I watched and anime and read a manga with a title in English "Knights and Magic", it's was basically about a mecha otaku who gets turned into a little kid who also becomes the king of mecha engineering. It had tons of female characters but they don't behave like haren lovers of the main character, they are just "there".

Quote:
A lot of Isekai, I feel, is about individuals trying to feel validated and useful, to have their odd obsessions become something that's dignified. Now, this is by no means a new reading or anything but what I find interesting here is that this hints to a very fundamental dissatisfaction that never truly turns into anger. Their dream is not becoming a super hero or superpowerful person in the normal world and then realizing all their power fantasies here. If that was the case, then you could say that this kind of story is somewhat proto-revolutionary, in the sense that it holds a desire that things could be improved. But no, the desire is always to go to another world and I believe that may come, in part, to a thought that maybe this world isn't worth it and can't really be salvaged at all. "What's the point of being supremely powerful here, this world just isn't worth the effort". There's a deep disillusion with reality so going to another world where other rules apply is the only true exit. When I think about isekai in that sense, I wonder how it relates to japanese politics and a larger feeling that things have been the same for very long and don't necessarily seem like they may change anytime soon.

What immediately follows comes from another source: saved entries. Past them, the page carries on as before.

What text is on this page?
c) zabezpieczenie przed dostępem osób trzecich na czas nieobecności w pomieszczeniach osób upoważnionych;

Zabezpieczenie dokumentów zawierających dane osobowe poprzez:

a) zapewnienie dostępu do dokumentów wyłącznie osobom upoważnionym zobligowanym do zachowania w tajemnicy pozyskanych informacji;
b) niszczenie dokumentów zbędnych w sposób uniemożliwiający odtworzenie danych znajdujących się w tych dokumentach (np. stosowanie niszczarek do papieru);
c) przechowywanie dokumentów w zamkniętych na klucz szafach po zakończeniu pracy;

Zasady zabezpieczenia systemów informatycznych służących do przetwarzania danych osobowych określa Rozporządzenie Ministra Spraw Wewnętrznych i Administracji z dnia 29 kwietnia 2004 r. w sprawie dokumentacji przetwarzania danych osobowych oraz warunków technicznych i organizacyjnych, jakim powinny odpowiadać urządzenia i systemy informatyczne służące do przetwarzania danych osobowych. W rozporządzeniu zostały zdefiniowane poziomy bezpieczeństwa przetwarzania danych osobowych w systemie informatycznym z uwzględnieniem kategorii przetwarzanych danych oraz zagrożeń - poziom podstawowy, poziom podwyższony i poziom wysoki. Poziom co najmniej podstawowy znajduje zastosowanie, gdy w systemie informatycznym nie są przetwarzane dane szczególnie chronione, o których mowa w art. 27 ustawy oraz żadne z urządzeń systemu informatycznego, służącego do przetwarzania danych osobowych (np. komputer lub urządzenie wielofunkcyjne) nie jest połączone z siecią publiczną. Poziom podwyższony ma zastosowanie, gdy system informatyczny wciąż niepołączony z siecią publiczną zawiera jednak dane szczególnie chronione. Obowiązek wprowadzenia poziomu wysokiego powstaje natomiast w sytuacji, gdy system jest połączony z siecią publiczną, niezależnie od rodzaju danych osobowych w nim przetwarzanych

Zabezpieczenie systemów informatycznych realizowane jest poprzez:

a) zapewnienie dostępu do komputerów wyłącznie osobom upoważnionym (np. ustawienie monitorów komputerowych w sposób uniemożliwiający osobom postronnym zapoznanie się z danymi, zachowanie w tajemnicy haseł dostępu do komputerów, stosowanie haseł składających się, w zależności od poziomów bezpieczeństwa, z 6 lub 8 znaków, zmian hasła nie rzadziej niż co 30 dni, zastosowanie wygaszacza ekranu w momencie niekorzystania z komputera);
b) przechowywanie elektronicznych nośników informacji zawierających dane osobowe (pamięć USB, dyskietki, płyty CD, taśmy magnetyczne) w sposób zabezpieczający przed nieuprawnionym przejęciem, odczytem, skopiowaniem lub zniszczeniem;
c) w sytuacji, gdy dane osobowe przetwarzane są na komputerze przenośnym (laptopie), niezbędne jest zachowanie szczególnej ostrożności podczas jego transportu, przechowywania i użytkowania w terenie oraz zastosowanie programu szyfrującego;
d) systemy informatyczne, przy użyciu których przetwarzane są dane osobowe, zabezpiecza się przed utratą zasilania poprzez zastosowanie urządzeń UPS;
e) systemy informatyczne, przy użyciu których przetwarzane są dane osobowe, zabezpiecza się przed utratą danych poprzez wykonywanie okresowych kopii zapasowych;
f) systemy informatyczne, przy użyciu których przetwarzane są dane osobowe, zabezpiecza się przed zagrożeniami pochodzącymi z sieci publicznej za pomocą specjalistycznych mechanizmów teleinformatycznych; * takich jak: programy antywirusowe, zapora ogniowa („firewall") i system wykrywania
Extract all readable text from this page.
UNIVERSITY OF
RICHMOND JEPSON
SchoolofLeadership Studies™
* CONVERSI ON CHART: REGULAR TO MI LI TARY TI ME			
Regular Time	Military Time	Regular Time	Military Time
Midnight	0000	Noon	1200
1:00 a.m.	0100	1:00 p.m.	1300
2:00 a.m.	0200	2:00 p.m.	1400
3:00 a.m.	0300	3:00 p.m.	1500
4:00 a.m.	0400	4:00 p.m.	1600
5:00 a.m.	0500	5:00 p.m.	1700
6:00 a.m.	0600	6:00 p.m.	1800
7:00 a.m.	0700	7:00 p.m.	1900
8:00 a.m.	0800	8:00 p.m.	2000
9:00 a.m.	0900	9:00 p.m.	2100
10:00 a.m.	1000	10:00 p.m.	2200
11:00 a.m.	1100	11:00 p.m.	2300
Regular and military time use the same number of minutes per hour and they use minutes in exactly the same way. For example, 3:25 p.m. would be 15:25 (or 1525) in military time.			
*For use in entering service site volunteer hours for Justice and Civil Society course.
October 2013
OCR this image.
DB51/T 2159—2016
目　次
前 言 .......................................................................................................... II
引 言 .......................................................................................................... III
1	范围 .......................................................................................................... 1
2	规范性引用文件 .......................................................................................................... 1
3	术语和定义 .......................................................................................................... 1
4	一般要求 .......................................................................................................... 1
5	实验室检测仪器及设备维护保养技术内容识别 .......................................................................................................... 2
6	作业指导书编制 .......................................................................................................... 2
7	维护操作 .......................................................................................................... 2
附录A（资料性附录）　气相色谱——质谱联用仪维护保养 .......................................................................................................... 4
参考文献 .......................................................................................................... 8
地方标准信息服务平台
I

I wouldn't go that far. People love fantasy, what isekai does is that the main character is aware that he is in a world that is not his original world. It's just escapism from there on: although some like Shield Hero are a bit like deconstruction of the genre. Overall, there is great variety in isekai stories these days. Some are just slice of life with videogames (Bofuri) while others take themselves more seriously.

But I guess it's all about entertainment and as many young people in East Asian countries grow up playing fantasy RPGs then the natural evolution is fiction about people living in fantasy RPG world's.